Children in the care of the Nottinghamshire Councils Investigation Report

B.2: Child protection issues in the early 1990s

2. In the late 1980s and early 1990s, a “deep rift” arose between Nottinghamshire Police and the County’s children’s social care service following a major child abuse investigation involving an extended family in Broxtowe.[1] The investigation led to 10 adults being charged in February 1989 with 53 offences of indecent assault, incest and cruelty against 23 children. In December 1989, a joint enquiry team of police officers and social workers warned that “there could be a total breakdown of Police/Social Service relationships with incalculable consequences”.[2] By September 1991, the “extent of this antagonism, and the damage ensuing from it, was … considerable”.[3]

3. In 1991, Her Majesty’s Inspectorate of Constabulary (HMIC) and the Department of Health’s Social Services Inspectorate (SSI) conducted a joint inspection of child abuse investigations in the County.[4] Although only seven of the 20 cases inspected concerned children in care,[5] the inspectors criticised a lack of training and made a number of recommendations, including that all child sexual abuse investigations should be undertaken by trained officers within Nottinghamshire Police’s Family Support Unit (FSU), supported by specialist children’s social care staff.
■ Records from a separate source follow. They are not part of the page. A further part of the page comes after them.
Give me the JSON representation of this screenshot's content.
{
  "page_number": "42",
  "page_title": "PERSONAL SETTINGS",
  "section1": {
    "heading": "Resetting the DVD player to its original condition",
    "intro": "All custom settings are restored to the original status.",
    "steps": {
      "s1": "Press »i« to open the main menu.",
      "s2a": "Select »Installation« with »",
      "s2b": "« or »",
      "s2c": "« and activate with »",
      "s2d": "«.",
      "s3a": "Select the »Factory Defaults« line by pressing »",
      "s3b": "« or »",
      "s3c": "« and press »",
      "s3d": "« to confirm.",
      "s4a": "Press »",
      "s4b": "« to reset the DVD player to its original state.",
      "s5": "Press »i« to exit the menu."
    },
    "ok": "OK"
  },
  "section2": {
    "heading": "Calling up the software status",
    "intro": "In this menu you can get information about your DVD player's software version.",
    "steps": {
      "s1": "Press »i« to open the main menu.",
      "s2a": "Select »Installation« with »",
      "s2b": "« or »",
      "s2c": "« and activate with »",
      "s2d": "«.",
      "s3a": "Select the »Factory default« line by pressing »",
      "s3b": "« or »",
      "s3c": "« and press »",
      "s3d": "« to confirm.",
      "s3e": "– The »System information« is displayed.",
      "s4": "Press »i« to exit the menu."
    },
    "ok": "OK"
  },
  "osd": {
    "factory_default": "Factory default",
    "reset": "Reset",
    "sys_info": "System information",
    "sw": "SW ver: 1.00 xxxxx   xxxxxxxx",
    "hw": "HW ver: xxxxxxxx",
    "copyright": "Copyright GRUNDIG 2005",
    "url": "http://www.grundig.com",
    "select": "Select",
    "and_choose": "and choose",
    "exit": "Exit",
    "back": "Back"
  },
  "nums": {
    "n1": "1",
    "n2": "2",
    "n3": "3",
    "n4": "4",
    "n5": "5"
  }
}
They also said the Area Child Protection Committee (ACPC)[6] needed urgently to disseminate revised procedures and provide appropriate training to ensure implementation.
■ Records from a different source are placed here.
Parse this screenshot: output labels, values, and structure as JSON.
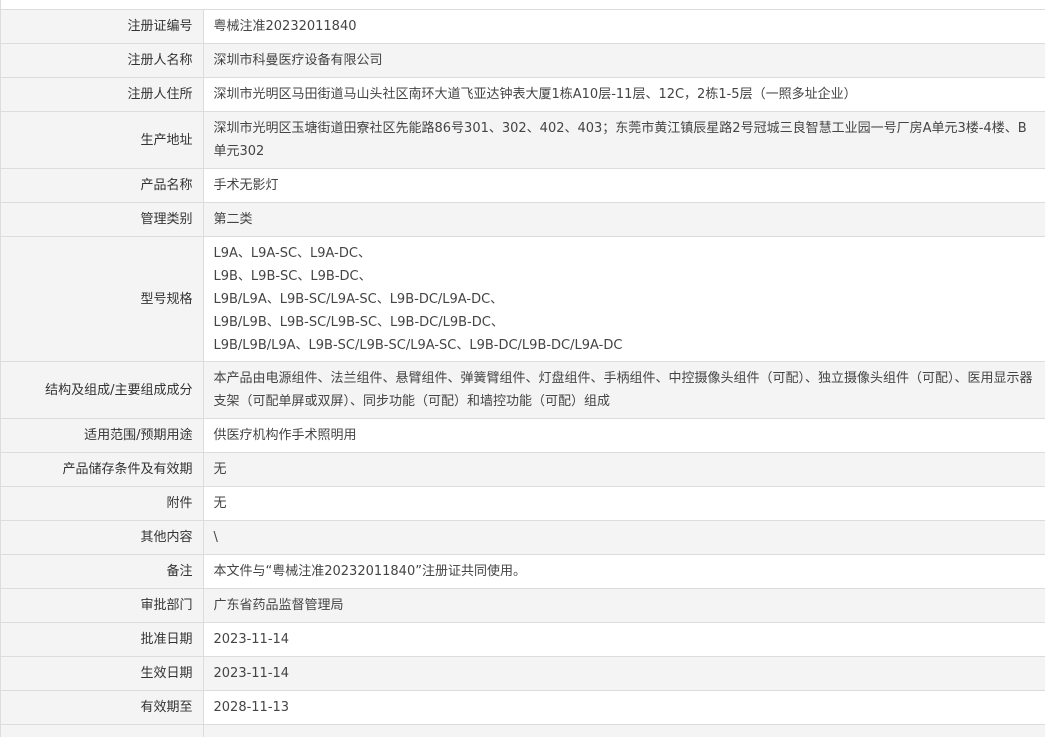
{
  "rows": [
    {
      "label": "注册证编号",
      "value": "粤械注准20232011840"
    },
    {
      "label": "注册人名称",
      "value": "深圳市科曼医疗设备有限公司"
    },
    {
      "label": "注册人住所",
      "value": "深圳市光明区马田街道马山头社区南环大道飞亚达钟表大厦1栋A10层-11层、12C，2栋1-5层（一照多址企业）"
    },
    {
      "label": "生产地址",
      "value": "深圳市光明区玉塘街道田寮社区先能路86号301、302、402、403；东莞市黄江镇辰星路2号冠城三良智慧工业园一号厂房A单元3楼-4楼、B单元302"
    },
    {
      "label": "产品名称",
      "value": "手术无影灯"
    },
    {
      "label": "管理类别",
      "value": "第二类"
    },
    {
      "label": "型号规格",
      "lines": [
        "L9A、L9A-SC、L9A-DC、",
        "L9B、L9B-SC、L9B-DC、",
        "L9B/L9A、L9B-SC/L9A-SC、L9B-DC/L9A-DC、",
        "L9B/L9B、L9B-SC/L9B-SC、L9B-DC/L9B-DC、",
        "L9B/L9B/L9A、L9B-SC/L9B-SC/L9A-SC、L9B-DC/L9B-DC/L9A-DC"
      ]
    },
    {
      "label": "结构及组成/主要组成成分",
      "value": "本产品由电源组件、法兰组件、悬臂组件、弹簧臂组件、灯盘组件、手柄组件、中控摄像头组件（可配）、独立摄像头组件（可配）、医用显示器支架（可配单屏或双屏）、同步功能（可配）和墙控功能（可配）组成"
    },
    {
      "label": "适用范围/预期用途",
      "value": "供医疗机构作手术照明用"
    },
    {
      "label": "产品储存条件及有效期",
      "value": "无"
    },
    {
      "label": "附件",
      "value": "无"
    },
    {
      "label": "其他内容",
      "value": "\\"
    },
    {
      "label": "备注",
      "value": "本文件与“粤械注准20232011840”注册证共同使用。"
    },
    {
      "label": "审批部门",
      "value": "广东省药品监督管理局"
    },
    {
      "label": "批准日期",
      "value": "2023-11-14"
    },
    {
      "label": "生效日期",
      "value": "2023-11-14"
    },
    {
      "label": "有效期至",
      "value": "2028-11-13"
    }
  ]
}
4. Between 1990 and 1995, there was a crisis in the County’s child protection capability:

4.1.There were more than 800 ‘unallocated cases’ in 1990,[7] leading to the Department of Health threatening to intervene.[8] This was reduced to zero by the end of 1991.[9]

4.2. There were 14 child deaths reported to the SSI between 1990 and 1992.[10] One death generated significant publicity, which intensified in December 1993 when the County decided not to start disciplinary proceedings against the social workers involved in the case, and promoted them.[11]
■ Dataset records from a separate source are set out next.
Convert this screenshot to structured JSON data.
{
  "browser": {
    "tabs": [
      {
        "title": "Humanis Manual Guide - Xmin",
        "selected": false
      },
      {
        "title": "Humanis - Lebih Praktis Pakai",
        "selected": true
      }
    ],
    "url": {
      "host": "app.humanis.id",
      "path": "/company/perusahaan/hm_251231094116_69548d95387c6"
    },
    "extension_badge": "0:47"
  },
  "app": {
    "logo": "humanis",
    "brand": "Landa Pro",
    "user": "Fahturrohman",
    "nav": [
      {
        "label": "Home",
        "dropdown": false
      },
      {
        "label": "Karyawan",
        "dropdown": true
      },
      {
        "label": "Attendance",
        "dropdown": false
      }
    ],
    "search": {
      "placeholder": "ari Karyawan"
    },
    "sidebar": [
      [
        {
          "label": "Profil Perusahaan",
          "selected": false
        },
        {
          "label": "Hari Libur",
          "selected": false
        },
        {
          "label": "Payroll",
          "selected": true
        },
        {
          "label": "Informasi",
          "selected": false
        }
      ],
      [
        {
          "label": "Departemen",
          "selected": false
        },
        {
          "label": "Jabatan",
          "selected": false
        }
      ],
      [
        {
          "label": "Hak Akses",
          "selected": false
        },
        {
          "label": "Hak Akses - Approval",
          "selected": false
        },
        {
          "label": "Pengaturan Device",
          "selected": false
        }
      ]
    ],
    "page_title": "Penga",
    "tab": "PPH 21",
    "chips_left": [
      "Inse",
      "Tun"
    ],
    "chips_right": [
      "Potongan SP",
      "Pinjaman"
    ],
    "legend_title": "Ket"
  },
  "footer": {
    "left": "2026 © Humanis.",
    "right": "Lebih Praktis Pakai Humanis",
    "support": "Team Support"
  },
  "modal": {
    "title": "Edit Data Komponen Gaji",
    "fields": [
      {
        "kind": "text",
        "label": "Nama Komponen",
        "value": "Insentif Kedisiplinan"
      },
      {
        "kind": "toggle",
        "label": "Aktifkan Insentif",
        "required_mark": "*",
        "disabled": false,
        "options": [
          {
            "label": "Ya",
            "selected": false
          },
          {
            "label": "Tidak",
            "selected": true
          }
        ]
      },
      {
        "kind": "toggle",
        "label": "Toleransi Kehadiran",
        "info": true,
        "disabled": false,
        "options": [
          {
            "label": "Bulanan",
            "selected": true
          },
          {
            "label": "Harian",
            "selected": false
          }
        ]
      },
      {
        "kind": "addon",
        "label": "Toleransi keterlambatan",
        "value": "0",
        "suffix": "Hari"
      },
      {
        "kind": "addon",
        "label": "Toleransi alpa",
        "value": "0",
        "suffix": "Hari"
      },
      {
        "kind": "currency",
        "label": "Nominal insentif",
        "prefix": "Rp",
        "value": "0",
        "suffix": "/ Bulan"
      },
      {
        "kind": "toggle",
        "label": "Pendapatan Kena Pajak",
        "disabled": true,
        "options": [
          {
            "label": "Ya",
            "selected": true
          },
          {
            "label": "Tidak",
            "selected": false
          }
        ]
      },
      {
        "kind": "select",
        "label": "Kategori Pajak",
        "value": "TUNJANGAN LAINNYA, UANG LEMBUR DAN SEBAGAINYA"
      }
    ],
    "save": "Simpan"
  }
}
4.3. In 1994, two highly critical internal and external reports on child protection in the County were published.[12]

As a result, the SSI considered there was “a serious problem”[13] and the Health Minister had “very great concerns about the poor performance … in the protection of children at risk”.[14]

5. The County also identified “serious weaknesses” in its children’s social care service in 1994, with services not meeting the required standards of the Children Act 1989, weak information systems, abandoned internal training programmes, poorly kept records and inadequate recruitment practices.[15] Both David White, the County’s Director of Social Services, and Joan Taylor, Chair of the Social Services Committee, subsequently resigned.[16]

6. In September 1994, an SSI inspection concluded that the children’s social care service “had not yet safely established a competent child protection service for children and families in Nottinghamshire”.[17] The SSI became directly involved in ‘monitoring’[18] children’s social care until August 1995, when the SSI decided that sufficient progress had been made.[19] A further SSI inspection in December 1995 commented that “considerable efforts had been made … to transform a dismal child protection investigative service”.[20]

7. The Broxtowe investigation occupied significant time and focus,[21] and diverted attention away from child abuse investigations.[22] As a consequence, children in care were not given sufficient priority, despite the large number of investigations and prosecutions into the sexual abuse of children in residential and foster care. There was an unwarranted assumption that they were protected by the carers themselves.[23]